At a Crossroads Looking Down

I’ve heard that Europe is old. It is. But isn’t America also old? Not for some of us—us immigrants from Europe—who measure time only by our history there. European history in America is indeed much younger than European history in Europe.

I stand now changed, looking across an ocean at the land I might one day inherit. A land that was stolen, not exactly by me, but does it matter by whom?

What should I do with that? It’s not something we like to face.

Should I at least care for this creature stolen long ago, who may be slipping into–or out of–my hands?

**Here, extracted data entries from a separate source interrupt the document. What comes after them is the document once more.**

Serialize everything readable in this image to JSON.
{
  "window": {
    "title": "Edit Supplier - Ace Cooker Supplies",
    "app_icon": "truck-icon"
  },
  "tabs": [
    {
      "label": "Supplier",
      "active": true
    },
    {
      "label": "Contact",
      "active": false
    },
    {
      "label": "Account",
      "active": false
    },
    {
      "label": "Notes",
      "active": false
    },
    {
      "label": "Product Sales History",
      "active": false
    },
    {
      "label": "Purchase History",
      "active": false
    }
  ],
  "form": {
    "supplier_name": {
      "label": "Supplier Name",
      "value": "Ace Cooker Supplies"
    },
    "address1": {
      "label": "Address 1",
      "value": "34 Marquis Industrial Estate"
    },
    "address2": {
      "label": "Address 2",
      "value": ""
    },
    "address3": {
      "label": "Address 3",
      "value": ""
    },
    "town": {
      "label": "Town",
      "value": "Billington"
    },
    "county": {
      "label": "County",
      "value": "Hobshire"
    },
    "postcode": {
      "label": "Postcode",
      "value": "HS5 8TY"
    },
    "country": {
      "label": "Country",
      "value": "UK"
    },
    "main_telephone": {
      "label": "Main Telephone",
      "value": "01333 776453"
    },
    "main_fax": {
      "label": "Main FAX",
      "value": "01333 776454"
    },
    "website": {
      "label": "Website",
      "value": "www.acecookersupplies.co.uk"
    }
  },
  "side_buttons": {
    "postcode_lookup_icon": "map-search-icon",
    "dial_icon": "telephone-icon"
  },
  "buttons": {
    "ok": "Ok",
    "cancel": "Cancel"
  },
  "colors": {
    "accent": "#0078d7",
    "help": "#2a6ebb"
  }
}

Suddenly I become aware of its past. Crushed below a glacier, the bottom of an enourmous, vicious lake. Waters, wetlands, fields, playgrounds, nests. A history I know nothing of—stretching its roots far back in time…extending even to a time before roots were. I see only hints.

And for some short time (but the only time most of us see), it was drained, great squares of land sliced into ditches, pouring itself into rivers. A Thief, it pulls water from the swamps, where now drier grasses try to grow. And immigrants who no longer liked their fare in Europe, took ownership, each shading his namesake’s plat upon the grid.

“You don’t act like land owners,” he told them.

We humans “own” land, yet we’ve forgotten how soil appears. When do we see the floor of untouched forests, full with scoopable depths of dark compost? Lush, absorbant, alive. A living thing, it asks for tending…and nature provides.*

*Her hand is slow, but she heals.

“Where are all the Indians?” he asked. He wondered.

Gloria Anzaldúa. Borderlands
St. Paul, MN – 2006

I don’t know if I’ve ever connected so strongly to words that had been written down. I felt embarassed. Did I have the right to relate to it because of my skin, class, category?

How could it possibly be so difficult for someone to see her culture as a culture, not the culture? My light face instantly splotches into shades of pink and red.

He did not ask, or wonder, where are all the Lakota? The Ojibwe or Anishinaabe. Who knows these words anymore? How languages can fade, how history can melt between our fingers. Who will tell me how to survive on the plants who evolved alongside of us? Do you remember?

History did not just disappear. It is still there, squeezed, reshaped, loved but forgotten. We did not only steal from them, we steal from ourselves.

After thousands of years apart, we are next door neighbors once again. Yet somehow we have been found both closer and further away from each other than ever before.